Так или иначе, в течение двух недель Алевтины было не видно и, что особенно
странно, не слышно. Зато каждое утро из ее квартиры выходили трое так называемых
«лиц кавказской национальности», двое из которых были женского пола. Эти два
«лица» за редкими исключениями были обременены многопудовыми сумками с зеленью
и прочими дарами южной природы. Лицо мужского пола, повидимому, выполняло при
них нелегкую и почетную работу эскорта и охраны.
То, что пенсионерка-алкоголичка сдала «излишки жилплощади», было в порядке
вещей. Среднестатистической пенсии и трезвеннику-то на жизнь явно не хватает. А
если нужна не только еда, а еще и «веселящие напитки», в данном случае, типа
портвейн, то такое обстоятельство и вовсе делало ситуацию безысходной. Мы не
удивлялись, пока видели саму Алевтину живой и здоровой. Наоборот, после того,
как убедились, что мафиозных разборок на площадке вроде бы не происходит и
гранат к дверным ручкам не привязывают, и вовсе успокоились. Каждый выживает,
как может. Квартиранты же вообще только ночевали и вели себя тихо и прилично.
Бывает много хуже.
Первое время и сама Алевтина, казалось, начала новую жизнь. Перестала
напиваться уже к полудню, а лишь к вечеру ходила чуть-чуть навеселе. Не приставала
к нам среди ночи с требованием немедленно произвести генеральную уборку на
лестнице. И вообще изменилась к лучшему. Настолько, что, когда пару месяцев
спустя перестала вообще появляться, мы не сразу это заметили.

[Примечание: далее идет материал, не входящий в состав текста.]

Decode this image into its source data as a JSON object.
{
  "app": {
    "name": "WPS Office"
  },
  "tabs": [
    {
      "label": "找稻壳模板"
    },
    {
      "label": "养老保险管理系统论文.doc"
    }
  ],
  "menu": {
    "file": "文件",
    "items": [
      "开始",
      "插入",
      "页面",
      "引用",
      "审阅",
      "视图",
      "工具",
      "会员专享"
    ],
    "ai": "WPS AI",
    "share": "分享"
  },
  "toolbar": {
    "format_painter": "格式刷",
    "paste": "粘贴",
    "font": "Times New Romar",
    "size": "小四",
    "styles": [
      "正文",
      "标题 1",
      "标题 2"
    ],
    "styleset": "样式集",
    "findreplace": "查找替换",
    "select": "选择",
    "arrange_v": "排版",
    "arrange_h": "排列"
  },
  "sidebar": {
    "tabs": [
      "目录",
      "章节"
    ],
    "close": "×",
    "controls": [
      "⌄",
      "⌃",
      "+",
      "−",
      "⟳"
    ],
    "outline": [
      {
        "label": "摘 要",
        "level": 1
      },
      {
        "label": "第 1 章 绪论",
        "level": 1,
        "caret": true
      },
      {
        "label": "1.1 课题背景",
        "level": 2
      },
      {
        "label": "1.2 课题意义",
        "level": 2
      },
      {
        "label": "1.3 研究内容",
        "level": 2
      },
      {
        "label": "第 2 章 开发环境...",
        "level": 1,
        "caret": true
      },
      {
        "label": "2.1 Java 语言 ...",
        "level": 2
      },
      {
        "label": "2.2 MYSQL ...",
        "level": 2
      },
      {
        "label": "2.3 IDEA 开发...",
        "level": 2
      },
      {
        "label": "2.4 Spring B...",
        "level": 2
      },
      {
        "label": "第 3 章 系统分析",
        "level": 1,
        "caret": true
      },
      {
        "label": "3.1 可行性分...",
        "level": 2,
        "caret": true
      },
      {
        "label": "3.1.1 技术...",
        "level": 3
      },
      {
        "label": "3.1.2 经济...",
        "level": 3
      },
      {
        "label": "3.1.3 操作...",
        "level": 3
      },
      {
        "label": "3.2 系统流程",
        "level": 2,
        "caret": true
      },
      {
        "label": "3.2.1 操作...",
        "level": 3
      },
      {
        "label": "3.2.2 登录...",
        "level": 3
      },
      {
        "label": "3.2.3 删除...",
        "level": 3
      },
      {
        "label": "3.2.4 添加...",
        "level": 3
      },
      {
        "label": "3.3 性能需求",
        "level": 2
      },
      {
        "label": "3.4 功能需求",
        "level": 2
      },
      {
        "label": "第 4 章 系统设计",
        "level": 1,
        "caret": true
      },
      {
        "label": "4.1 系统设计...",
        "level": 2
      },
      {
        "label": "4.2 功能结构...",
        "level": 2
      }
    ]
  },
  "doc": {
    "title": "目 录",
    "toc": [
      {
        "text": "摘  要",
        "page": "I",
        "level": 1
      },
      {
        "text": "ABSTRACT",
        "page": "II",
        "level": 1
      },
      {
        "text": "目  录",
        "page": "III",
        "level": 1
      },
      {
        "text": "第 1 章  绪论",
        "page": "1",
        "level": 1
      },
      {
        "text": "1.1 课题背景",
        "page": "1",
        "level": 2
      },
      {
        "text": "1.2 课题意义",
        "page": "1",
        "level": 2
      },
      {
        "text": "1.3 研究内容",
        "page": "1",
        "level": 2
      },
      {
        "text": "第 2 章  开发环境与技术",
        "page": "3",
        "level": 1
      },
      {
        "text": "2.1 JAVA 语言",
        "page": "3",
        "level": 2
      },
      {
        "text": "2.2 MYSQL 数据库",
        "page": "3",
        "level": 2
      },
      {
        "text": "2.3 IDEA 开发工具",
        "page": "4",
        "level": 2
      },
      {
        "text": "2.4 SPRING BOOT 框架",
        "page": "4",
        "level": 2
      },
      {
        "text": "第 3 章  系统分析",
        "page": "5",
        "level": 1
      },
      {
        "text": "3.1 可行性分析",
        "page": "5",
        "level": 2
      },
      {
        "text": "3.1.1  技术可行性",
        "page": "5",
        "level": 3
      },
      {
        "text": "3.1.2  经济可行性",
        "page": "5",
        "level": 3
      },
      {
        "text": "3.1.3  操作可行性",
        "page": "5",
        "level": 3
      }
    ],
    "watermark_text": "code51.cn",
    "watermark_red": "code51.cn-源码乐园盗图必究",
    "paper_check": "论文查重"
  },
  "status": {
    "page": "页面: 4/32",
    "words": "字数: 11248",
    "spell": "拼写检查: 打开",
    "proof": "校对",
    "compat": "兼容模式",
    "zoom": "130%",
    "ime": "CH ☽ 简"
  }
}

Но время шло, а Алевтина не подавала никаких признаков жизни. Ни утром, ни
днем, ни вечером. Родных у нее не было, так что это странное исчезновение
вполне могло пройти незамеченным. Но мы, соседи, были людьми начитанными,
телевизор смотрели регулярно, а посему заподозрили худшее: квартиранты
избавились от домохозяйки каким-нибудь не очень затейливым методом. Так что,
посовещавшись, мы решили все-таки обратиться в милицию. Все-таки потому, что
происшествия на нашем этаже этой самой милиции изрядно надоели.
И милиция появилась в лице строгого участкового инспектора, который популярно
разъяснил нам, что необходимо заявление о пропаже человека со стороны близких.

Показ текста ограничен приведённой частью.